3 Un rapport de forces avec le Conseil des 27

La proposition que devrait mettre sur la table aujourd’hui la Commission européenne répond en partie à ces attentes. Déjà, souligne l’eurodéputée française du groupe la Gauche Leïla Chaibi, c’est le commissaire Nicolas Schmit, chargé de l’emploi, qui présente le projet de directive, et non sa collègue à la concurrence, Margrethe Vestager. « Ce n’était pas gagné au départ. Les Français, les macronistes, voulaient que ce soit l’article 101 (du TFUE, le traité sur le fonctionnement de l’Union européenne – NDLR) sur les règles de la concurrence qui soit la base juridique de la directive. » Dans une telle optique, le texte se serait borné à donner plus de droits aux travailleurs indépendants.

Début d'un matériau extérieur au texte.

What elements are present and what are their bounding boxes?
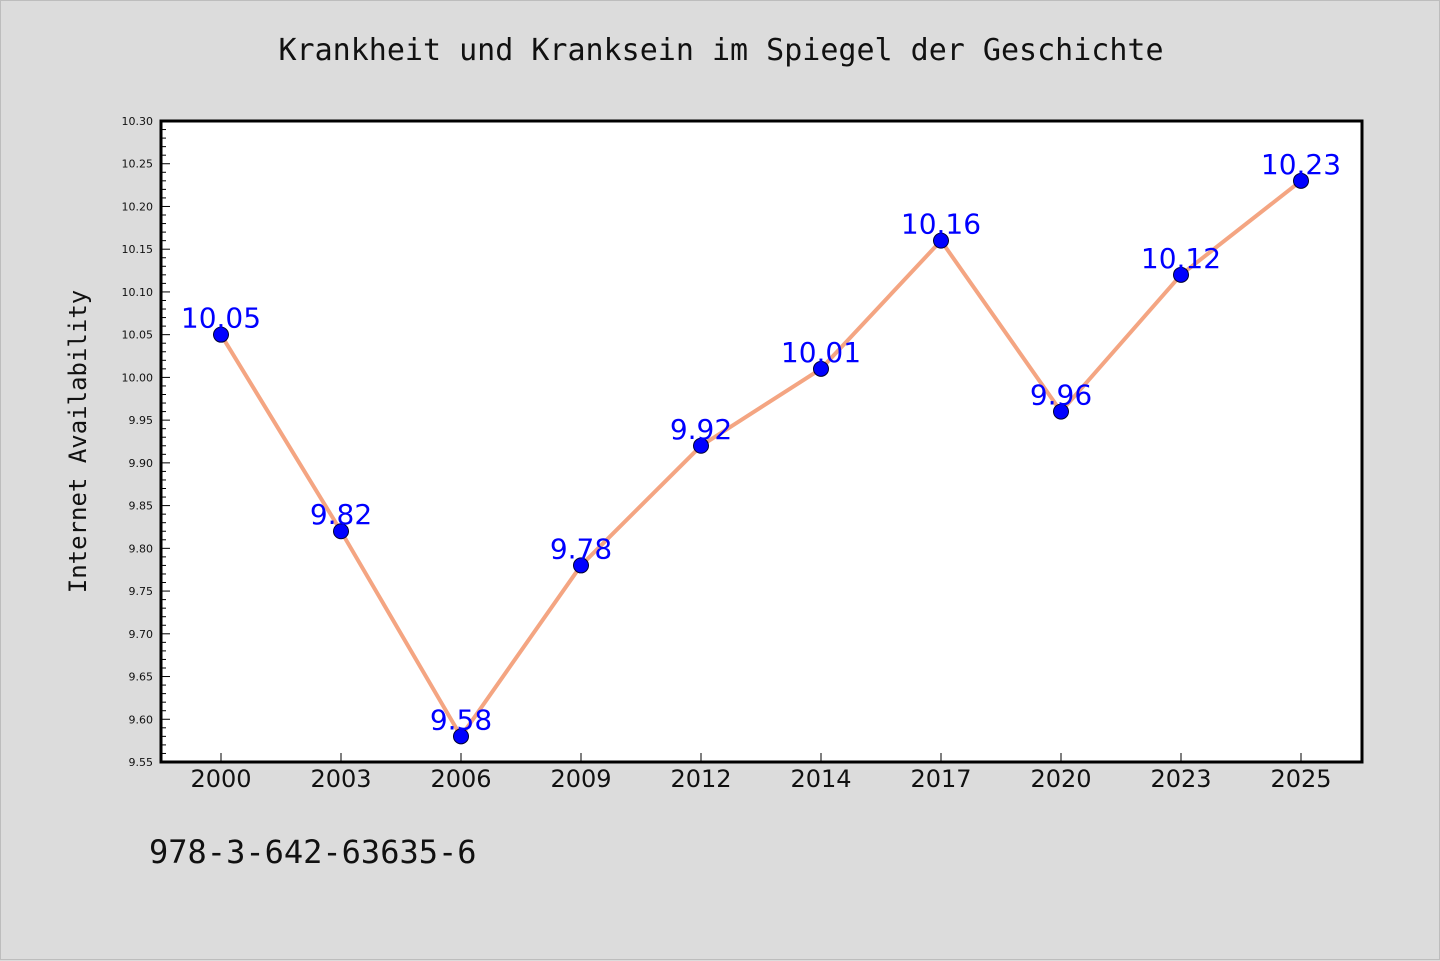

Nicolas Schmit devrait faire sienne la demande des travailleurs de plateforme, celle d’une présomption de salariat.

Il s’appuie sur l’article 153 du TFUE sur les droits des travailleurs. C’est déjà une victoire. « La proposition de la Commission est le résultat d’un rapport de forces »,souligne Leïla Chaibi, à l’origine, en 2020, d’une proposition de directive et qui avait travaillé à un rapport d’initiative législative du Parlement, adopté en septembre 2021, prévoyant une telle présomption de salariat. Celle-ci représente une avancée car, selon la députée, auparavant, « la démarche d’aller devant la justice pour faire reconnaître ses droits reposait toujours sur le travailleur ». Dans la plupart des cas, les juges leur donnaient raison. Mais, fait valoir la parlementaire, « le rôle du législateur est de faire en sorte que les travailleurs n’aient pas à aller devant les juges pour faire respecter la loi ».

Selon les informations de nos confrères de Contexte, la Commission introduirait cinq critères pour établir cette présomption, notamment la capacité du donneur d’ordres de fixer le niveau de rémunération et d’évaluer le travail fourni. Tout l’enjeu sera de savoir si un travailleur aura à remplir un seul ou la totalité des cinq critères pour être éligible au statut de salarié. Cela figurera au menu des négociations entre le Conseil (les États membres) et le Parlement.

La bataille promet d’être rude. Ces derniers mois, les lobbies des plateformes ont tenté, en syntonie avec Paris, de défendre un « tiers statut », entre celui de salarié et celui d’autoentrepreneur. Le but est, pour l’employeur, de bénéficier des avantages du salariat (fixer les conditions de travail, les rémunérations, contrôler la qualité), sans ses contreparties que sont la protection sociale et le respect du droit du travail. Promouvoir une telle conception, c’est, selon Leïla Chaibi, « légaliser leur délit », à savoir l’ « utilisation frauduleuse du statut d’indépendant ».

Pour l’universitaire spécialiste de l’ubérisation et porte-parole du candidat communiste à l’élection présidentielle Fabien Roussel, Barbara Gomes, cette décision est déjà un camouflet pour le gouvernement français. Celui-ci défendait l’idée que « la voie du salariat pour les travailleurs de plateforme n’était pas possible pour des raisons techniques ». L’exécutif macroniste voyait les travailleurs indépendants comme un « cheval de Troie » pour « forcer un changement de société » qui « rejette tous les risques sur les travailleurs ». La lutte des ubérisées sert le monde du travail tout entier.

Deliveroo devant la justice belge

Hasard du calendrier, tandis que la Commission se réunit dans le quartier européen, à quelques centaines de mètres de là, dans le vieux Bruxelles, au tribunal du travail, l’entreprise Deliveroo, spécialisée dans la livraison de repas à emporter, est en procès. Sur la base d’une longue enquête sociale menée par l’auditorat du travail (l’équivalent du ministère public), des dizaines de livreurs et plusieurs syndicats (CSC, FGTB, FGTB-UBT), la justice belge doit décider ce mercredi si elle requalifie la convention qui lie Deliveroo à ses coursiers indépendants en relation de travail salarié. L’État belge a fait intervention volontaire dans ce dossier pour réclamer les cotisations sociales impayées. En cas de victoire, chaque livreur pourra venir exiger à la plateforme ce qu’elle aurait dû payer s’il était salarié.